C'est pour ces raisons que vous ne pourrez pas faire changer d'avis un créationniste par le dialogue, même si vous n'aviez pas besoin de niveler préalablement les connaissances scientifiques. Les gens ne changent d'avis que si on leur apporte quelque chose de poids
comparable à ce qui en eux s'y oppose. Que pourriez-vous trouver, qui aurait le poids de 20 ans d'existence et d’échanges sociaux?
En cherchant les différences de méthodes, je n'ai vu que très peu de points objectifs me séparant de mon créationniste (c'est vrai pour lui, ça peut être différent pour d'autres).
Le premier point c'est que je pense être capable de lister ce qu'il me faut pour changer d'avis sur un sujet, et c'est important que ça soit QUEL QUE SOIT le sujet, même sur le fait que la terre soit ronde, le fonctionnement de l’homéopathie ou le paranormal. Je ne veux
pas dire que cela doit remettre en cause votre degré de certitude, qui peut bien sûr rester très élevé ; et oui cela peut nécessiter une liste longue comme le bras d’arguments béton, mais il faut être capable, le plus sincèrement possible, de pouvoir ainsi lister tout
ce qu'on devrait voir pour être convaincu de l'inverse de ce qu'on croit, même au sujet de ce qu'on pense être le plus acquis des acquis. C'est le prix à payer de la méthode scientifique, c'est le prix à payer pour se revendiquer de ne pas être dogmatique.
La seconde différence est la place de la compréhension dans la preuve. Lorsqu'avec un même mécanisme je relie plusieurs phénomènes du monde observable, alors j'ai "compris" un truc.

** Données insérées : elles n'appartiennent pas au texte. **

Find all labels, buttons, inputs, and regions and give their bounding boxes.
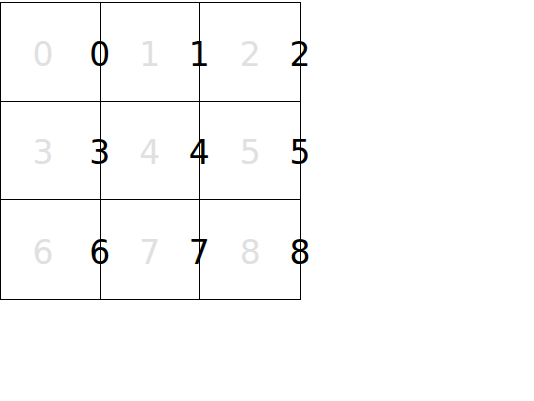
grid-cell-r2c0[interactable]: 6 6	[1, 200, 101, 299]
grid-cell-r2c1[interactable]: 7 7	[101, 200, 201, 299]
grid-board: 0 0 1 1 2 2 3 3 4 4 5 5 6 6 7 7	[0, 2, 301, 300]
cell-center-label: 1	[139, 37, 160, 70]
grid-cell-r0c2[interactable]: 2 2	[200, 3, 300, 102]
cell-center-label: 3	[33, 136, 54, 169]
figure-canvas: 0 0 1 1 2 2 3 3 4 4 5 5 6 6 7 7	[0, 0, 534, 401]
grid-cell-r1c2[interactable]: 5 5	[200, 102, 300, 201]
cell-center-label: 6	[33, 235, 54, 268]
cell-center-label: 5	[240, 136, 261, 169]
grid-cell-r0c0[interactable]: 0 0	[1, 3, 101, 102]
grid-cell-r1c1[interactable]: 4 4	[101, 102, 201, 201]
cell-center-label: 2	[240, 37, 261, 70]
grid-cell-r0c1[interactable]: 1 1	[101, 3, 201, 102]
grid-cell-r2c2[interactable]: 8 8	[200, 200, 300, 299]
cell-center-label: 4	[139, 136, 160, 169]
cell-center-label: 8	[240, 235, 261, 268]
cell-edge-label: 2	[289, 37, 310, 70]
cell-edge-label: 8	[289, 235, 310, 268]
cell-center-label: 7	[139, 235, 160, 268]
cell-edge-label: 5	[289, 136, 310, 169]
grid-cell-r1c0[interactable]: 3 3	[1, 102, 101, 201]
cell-center-label: 0	[33, 37, 54, 70]
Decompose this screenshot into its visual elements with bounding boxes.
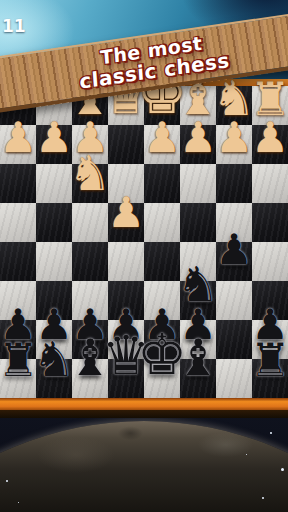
board-frame-shadow (0, 410, 288, 418)
captured-pieces-tray: 0♟0♞0♝ 0♟0♞0♝0♜0♛ (0, 420, 288, 490)
white-pawn[interactable]: ♟ (102, 164, 150, 234)
board-square[interactable] (0, 164, 36, 203)
white-pawn[interactable]: ♟ (246, 89, 288, 159)
star (18, 502, 19, 503)
board-frame-bottom (0, 398, 288, 410)
board-square[interactable] (36, 203, 72, 242)
star (262, 497, 264, 499)
board-square[interactable] (216, 164, 252, 203)
board-square[interactable] (252, 164, 288, 203)
corner-number: 11 (2, 16, 26, 36)
board-square[interactable] (180, 164, 216, 203)
black-rook[interactable]: ♜ (246, 313, 288, 383)
black-bishop[interactable]: ♝ (174, 313, 222, 383)
board-square[interactable] (0, 203, 36, 242)
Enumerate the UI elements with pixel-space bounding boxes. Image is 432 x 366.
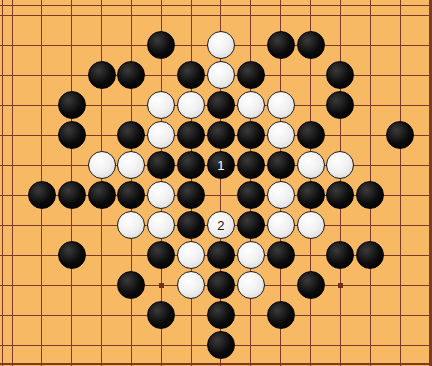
white-stone[interactable] — [207, 31, 235, 59]
black-stone[interactable] — [28, 181, 56, 209]
white-stone[interactable] — [147, 91, 175, 119]
black-stone[interactable] — [117, 181, 145, 209]
white-stone[interactable] — [237, 271, 265, 299]
black-stone[interactable] — [356, 241, 384, 269]
black-stone[interactable] — [207, 121, 235, 149]
white-stone[interactable] — [267, 121, 295, 149]
go-board[interactable]: 12 — [0, 0, 432, 366]
white-stone[interactable] — [237, 91, 265, 119]
black-stone[interactable] — [297, 271, 325, 299]
white-stone[interactable] — [88, 151, 116, 179]
grid-line-horizontal — [0, 15, 432, 16]
black-stone[interactable] — [58, 121, 86, 149]
board-frame-line — [2, 0, 4, 366]
black-stone[interactable] — [58, 181, 86, 209]
white-stone[interactable] — [147, 211, 175, 239]
black-stone[interactable] — [88, 61, 116, 89]
white-stone[interactable] — [237, 241, 265, 269]
black-stone[interactable] — [237, 61, 265, 89]
black-stone[interactable] — [207, 271, 235, 299]
black-stone[interactable] — [267, 31, 295, 59]
white-stone[interactable] — [267, 91, 295, 119]
move-number-label: 2 — [217, 219, 224, 232]
white-stone[interactable] — [117, 151, 145, 179]
black-stone[interactable] — [267, 241, 295, 269]
white-stone[interactable] — [177, 91, 205, 119]
black-stone[interactable] — [297, 121, 325, 149]
black-stone[interactable] — [147, 301, 175, 329]
black-stone[interactable] — [326, 91, 354, 119]
white-stone-move-2[interactable]: 2 — [207, 211, 235, 239]
black-stone[interactable] — [237, 181, 265, 209]
black-stone[interactable] — [237, 151, 265, 179]
white-stone[interactable] — [207, 61, 235, 89]
black-stone[interactable] — [207, 331, 235, 359]
black-stone[interactable] — [177, 151, 205, 179]
black-stone[interactable] — [88, 181, 116, 209]
white-stone[interactable] — [177, 241, 205, 269]
black-stone[interactable] — [267, 301, 295, 329]
black-stone[interactable] — [58, 241, 86, 269]
black-stone[interactable] — [267, 151, 295, 179]
black-stone[interactable] — [117, 61, 145, 89]
black-stone[interactable] — [147, 241, 175, 269]
black-stone-move-1[interactable]: 1 — [207, 151, 235, 179]
star-point — [338, 283, 343, 288]
white-stone[interactable] — [117, 211, 145, 239]
black-stone[interactable] — [207, 301, 235, 329]
board-frame-line — [430, 0, 432, 366]
black-stone[interactable] — [326, 61, 354, 89]
black-stone[interactable] — [117, 121, 145, 149]
star-point — [159, 283, 164, 288]
black-stone[interactable] — [326, 181, 354, 209]
black-stone[interactable] — [147, 31, 175, 59]
black-stone[interactable] — [177, 181, 205, 209]
grid-line-vertical — [12, 0, 13, 366]
black-stone[interactable] — [58, 91, 86, 119]
white-stone[interactable] — [267, 181, 295, 209]
grid-line-vertical — [400, 0, 401, 366]
black-stone[interactable] — [386, 121, 414, 149]
black-stone[interactable] — [297, 181, 325, 209]
white-stone[interactable] — [147, 121, 175, 149]
black-stone[interactable] — [207, 91, 235, 119]
black-stone[interactable] — [356, 181, 384, 209]
white-stone[interactable] — [297, 211, 325, 239]
board-frame-line — [0, 363, 432, 365]
white-stone[interactable] — [177, 271, 205, 299]
black-stone[interactable] — [177, 121, 205, 149]
white-stone[interactable] — [267, 211, 295, 239]
black-stone[interactable] — [117, 271, 145, 299]
white-stone[interactable] — [147, 181, 175, 209]
black-stone[interactable] — [207, 241, 235, 269]
black-stone[interactable] — [326, 241, 354, 269]
black-stone[interactable] — [237, 121, 265, 149]
board-frame-line — [0, 5, 432, 7]
black-stone[interactable] — [177, 211, 205, 239]
black-stone[interactable] — [177, 61, 205, 89]
black-stone[interactable] — [297, 31, 325, 59]
white-stone[interactable] — [326, 151, 354, 179]
move-number-label: 1 — [217, 159, 224, 172]
black-stone[interactable] — [237, 211, 265, 239]
white-stone[interactable] — [297, 151, 325, 179]
black-stone[interactable] — [147, 151, 175, 179]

Et le fait de pouvoir expliquer des choses sans rapport avec un unique principe donne à mes yeux du poids à la connaissance.
Et c'est le constat que je trouve le plus terrifiant à l'issue ma conversation : la curiosité ne semble pas être à ses yeux un réflexe, ni la comprehension n'avoir de poids dans la détermination de la connaissance. De notre côté la culture d'expliquer l'observable avec
un minimum de lois desquelles on peut tout déduire est très présente; on veut "réduire", "synthétiser" le réel. Et de son côté la culture du dogme développe une manière de penser relativement inverse: le monde ne s'explique pas, n'a en quelque sorte pas à être "compris".
La réalité est un ensemble de faits qui ne peuvent qu’être énumérés et sont juste ainsi, et cette énumération se transmet de sage en sage depuis la parole divine. C'est un peu comme si en quelque sorte, le fait d'avoir un savoir complet et parfait au sein d'un livre
capturant la parole de Dieu vous dispensait totalement de l’intérêt de comprendre et de réduire l'observable en un petit nombre de principes. Lorsqu'on "sait", "comprendre" devient ainsi superflu.
Pour nous la question "pourquoi?" peut avoir différentes réponses qui, au terme de travail d'analyse et de réflexion, nous semblent accessibles.
Pour eux la question "pourquoi?" est vécue très différemment, car la réponse est déjà là, ancrée profondément, et cette réponse - terrifiante à mes yeux via la privation de cette liberté personnelle de compréhension qu'elle implique -
cette réponse reflexe et inevitable à "pourquoi?" est : "parce que Dieu l'a voulu ainsi".